Evaluation harness: Hand-construct 20–50 held-out questions where you have the source person's actual answer (from public material the model didn't see). Score for both factual accuracy and stylistic match. Iterate.

That's not a research-grade system. It's a starting point. It would tell you, within a few weeks of work, whether the pipeline produces anything useful and where the quality ceilings actually are.

What's unsolved

The unsolved problems, in roughly increasing order of how far away they are:

Tier-3 and Tier-4 corpus collection, pipeline tooling, rights management, person-in-the-loop interfaces.
Adapters that capture reasoning, not just style, research-grade work, partial techniques known, no clear winner.
Calibrated uncertainty, knowing when the model is operating from the corpus versus making things up.
Distribution and licensing, once you have an artifact, how does anyone share it, license it, get paid for it.
A real evaluation methodology, the deepest problem and the one that gates every other improvement.

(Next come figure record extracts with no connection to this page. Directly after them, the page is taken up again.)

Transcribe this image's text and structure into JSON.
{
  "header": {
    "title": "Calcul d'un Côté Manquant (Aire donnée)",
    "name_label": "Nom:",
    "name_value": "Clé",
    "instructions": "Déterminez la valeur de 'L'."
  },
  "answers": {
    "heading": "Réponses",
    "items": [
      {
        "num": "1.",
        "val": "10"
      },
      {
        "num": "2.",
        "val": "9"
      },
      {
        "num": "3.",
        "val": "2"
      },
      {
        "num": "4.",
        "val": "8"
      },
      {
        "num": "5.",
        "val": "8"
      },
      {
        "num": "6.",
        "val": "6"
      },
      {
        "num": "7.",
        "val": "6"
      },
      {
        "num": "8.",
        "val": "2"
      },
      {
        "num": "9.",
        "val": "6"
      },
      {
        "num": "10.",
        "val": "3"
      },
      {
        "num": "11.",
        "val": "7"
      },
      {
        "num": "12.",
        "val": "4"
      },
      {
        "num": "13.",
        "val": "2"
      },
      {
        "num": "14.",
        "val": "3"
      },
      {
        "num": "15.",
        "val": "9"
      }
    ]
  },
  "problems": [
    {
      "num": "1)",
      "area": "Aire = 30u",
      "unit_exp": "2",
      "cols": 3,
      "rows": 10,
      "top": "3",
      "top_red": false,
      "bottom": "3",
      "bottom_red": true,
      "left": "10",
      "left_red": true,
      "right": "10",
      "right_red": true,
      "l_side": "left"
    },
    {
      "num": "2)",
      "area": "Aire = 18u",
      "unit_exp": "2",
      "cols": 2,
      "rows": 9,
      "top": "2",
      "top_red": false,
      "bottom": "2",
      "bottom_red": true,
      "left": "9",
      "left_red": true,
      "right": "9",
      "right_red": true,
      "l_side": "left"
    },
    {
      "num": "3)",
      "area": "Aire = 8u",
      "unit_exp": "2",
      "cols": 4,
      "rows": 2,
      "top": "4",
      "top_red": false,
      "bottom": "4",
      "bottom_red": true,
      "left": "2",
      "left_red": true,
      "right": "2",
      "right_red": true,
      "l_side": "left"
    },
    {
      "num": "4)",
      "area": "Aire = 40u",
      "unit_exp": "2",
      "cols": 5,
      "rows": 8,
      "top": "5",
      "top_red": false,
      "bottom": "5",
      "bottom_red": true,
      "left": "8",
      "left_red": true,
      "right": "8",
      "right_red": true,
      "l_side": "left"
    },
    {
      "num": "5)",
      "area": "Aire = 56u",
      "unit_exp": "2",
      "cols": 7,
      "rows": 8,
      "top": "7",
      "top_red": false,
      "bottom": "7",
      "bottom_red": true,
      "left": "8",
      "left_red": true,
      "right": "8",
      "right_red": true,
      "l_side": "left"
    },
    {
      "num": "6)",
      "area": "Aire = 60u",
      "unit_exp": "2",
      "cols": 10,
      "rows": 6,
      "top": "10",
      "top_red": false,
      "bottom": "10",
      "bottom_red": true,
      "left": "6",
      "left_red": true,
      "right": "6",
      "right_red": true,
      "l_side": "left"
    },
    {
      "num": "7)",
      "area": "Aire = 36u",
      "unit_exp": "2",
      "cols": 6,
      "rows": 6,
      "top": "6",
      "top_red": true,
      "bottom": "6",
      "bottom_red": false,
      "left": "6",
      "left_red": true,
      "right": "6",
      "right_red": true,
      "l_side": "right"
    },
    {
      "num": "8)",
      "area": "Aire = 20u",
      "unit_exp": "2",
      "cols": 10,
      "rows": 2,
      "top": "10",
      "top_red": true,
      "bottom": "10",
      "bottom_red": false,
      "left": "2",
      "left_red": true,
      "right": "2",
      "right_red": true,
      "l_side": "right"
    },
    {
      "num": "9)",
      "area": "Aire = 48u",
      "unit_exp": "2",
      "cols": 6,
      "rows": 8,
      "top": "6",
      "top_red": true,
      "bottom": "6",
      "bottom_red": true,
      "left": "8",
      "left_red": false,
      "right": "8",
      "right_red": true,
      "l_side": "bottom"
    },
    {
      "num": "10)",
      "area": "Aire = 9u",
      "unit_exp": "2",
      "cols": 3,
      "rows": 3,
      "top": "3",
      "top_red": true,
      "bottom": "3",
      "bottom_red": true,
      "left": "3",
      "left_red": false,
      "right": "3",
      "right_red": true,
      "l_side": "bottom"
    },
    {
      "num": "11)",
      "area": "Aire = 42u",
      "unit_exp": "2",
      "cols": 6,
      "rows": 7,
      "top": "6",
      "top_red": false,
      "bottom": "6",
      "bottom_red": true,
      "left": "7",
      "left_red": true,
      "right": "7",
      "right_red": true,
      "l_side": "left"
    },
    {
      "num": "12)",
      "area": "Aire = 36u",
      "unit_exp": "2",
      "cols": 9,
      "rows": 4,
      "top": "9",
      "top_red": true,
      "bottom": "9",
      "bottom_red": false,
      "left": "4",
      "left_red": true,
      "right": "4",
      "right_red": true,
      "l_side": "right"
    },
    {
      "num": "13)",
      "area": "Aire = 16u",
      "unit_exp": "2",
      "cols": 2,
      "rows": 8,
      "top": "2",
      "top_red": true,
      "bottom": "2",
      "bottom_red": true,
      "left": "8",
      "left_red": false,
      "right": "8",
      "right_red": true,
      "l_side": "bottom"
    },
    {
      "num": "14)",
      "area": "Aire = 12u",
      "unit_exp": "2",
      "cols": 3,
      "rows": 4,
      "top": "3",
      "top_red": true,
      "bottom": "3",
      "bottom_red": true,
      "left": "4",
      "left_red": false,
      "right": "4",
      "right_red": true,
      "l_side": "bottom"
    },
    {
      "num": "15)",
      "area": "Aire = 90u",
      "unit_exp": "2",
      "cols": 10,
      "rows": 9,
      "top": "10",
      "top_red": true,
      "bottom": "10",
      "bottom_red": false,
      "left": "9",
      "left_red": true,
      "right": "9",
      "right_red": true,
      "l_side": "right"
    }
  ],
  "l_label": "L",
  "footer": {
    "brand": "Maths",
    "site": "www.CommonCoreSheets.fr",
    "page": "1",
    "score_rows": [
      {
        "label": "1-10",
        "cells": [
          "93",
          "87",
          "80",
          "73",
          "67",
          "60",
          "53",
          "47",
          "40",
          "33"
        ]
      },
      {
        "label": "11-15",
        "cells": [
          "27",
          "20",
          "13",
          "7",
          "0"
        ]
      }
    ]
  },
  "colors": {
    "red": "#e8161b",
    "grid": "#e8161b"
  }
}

None of these are coming this year. Most of them are coming. Worth tracking which moves first.

The exercise of walking the stack end-to-end is useful even when most of the layers are half-built. It tells you what an MVP can actually do (capture style, retrieve facts, ground answers in source material), what it can't (reason like the source person on novel questions, evaluate itself), and where the most productive engineering attention should go (the corpus and the eval, in that order, because both are bottlenecks for everything downstream).

The foundation is closer than it was six months ago. It's still not close enough to ship. But the components are individually tractable, and the gaps between them are increasingly clear.